Military readiness has been a topic over the last few years. Deservedly so as many members are being deployed multiple times, and as the military changes and adapts to a more sophisticated fighting force.
After the Department of Defense (DoD) released it’s new ‘deploy or get out’ policy, Mattis said:
“You’re either deployable, or you need to find something else to do. I’m not going have some people deploying constantly and then other people, who seem to not pay that price, in the U.S. military.”
“This new policy is a 12-month deploy or be removed policy,” Robert Wilkie, the under secretary of defense for personnel and readiness, told a Senate panel Wednesday. “However, there are exceptions.”
“The situation we face today is really unlike anything we have faced, certainly in the post-World War II era,” Wilkie told the Senate Armed Services subcommittee on personnel and readiness. “On any given day, about 13 to 14 percent of the force is medically unable to deploy.
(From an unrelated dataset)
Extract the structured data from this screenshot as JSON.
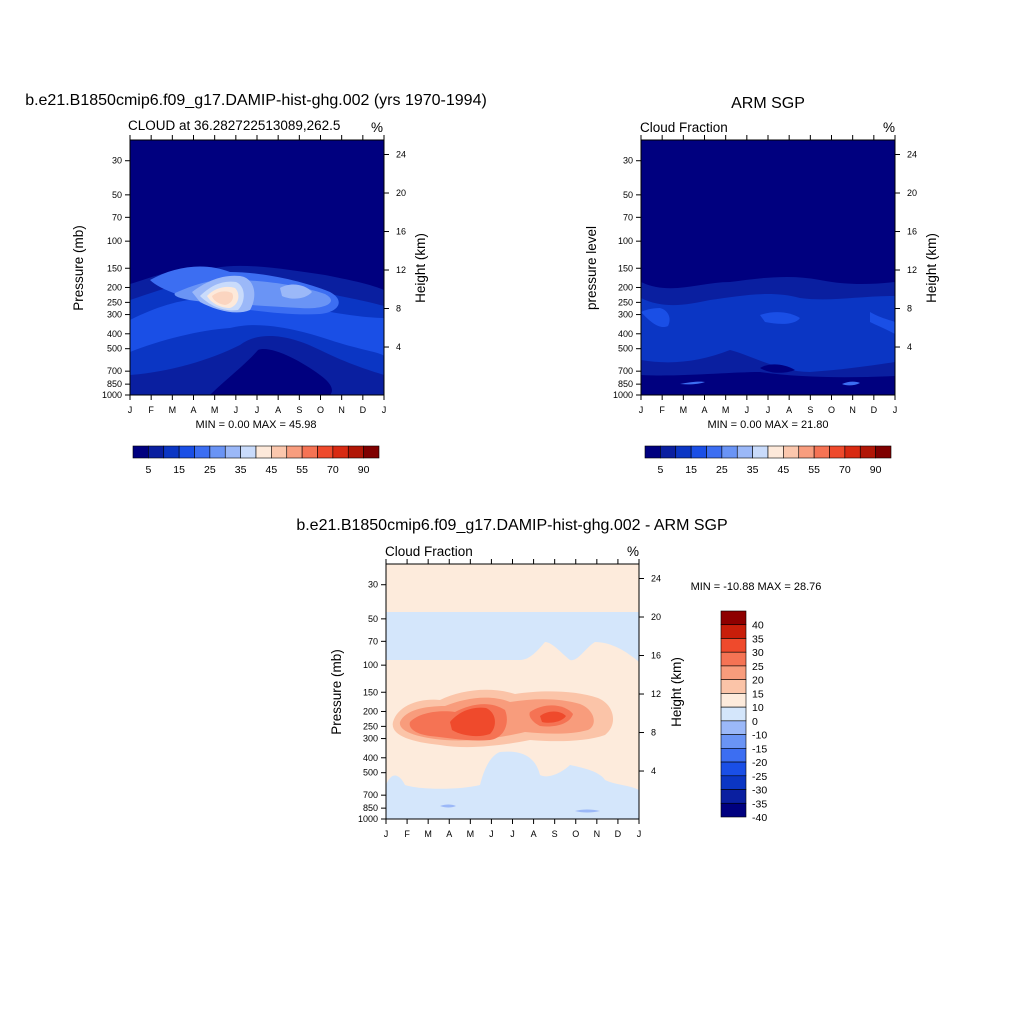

That comes out to be about 286,000 [service members].”
In discussing having healthy warfighters continue to carry the load, Mattis said, “They need time at home, they need time with their families. We may enlist soldiers, but we re-enlist families. That’s the way it is. If you can’t keep the family together, then you’re either going to lose the family or you’re going to lose the soldier, and that’s a net loss for our society and for our military.”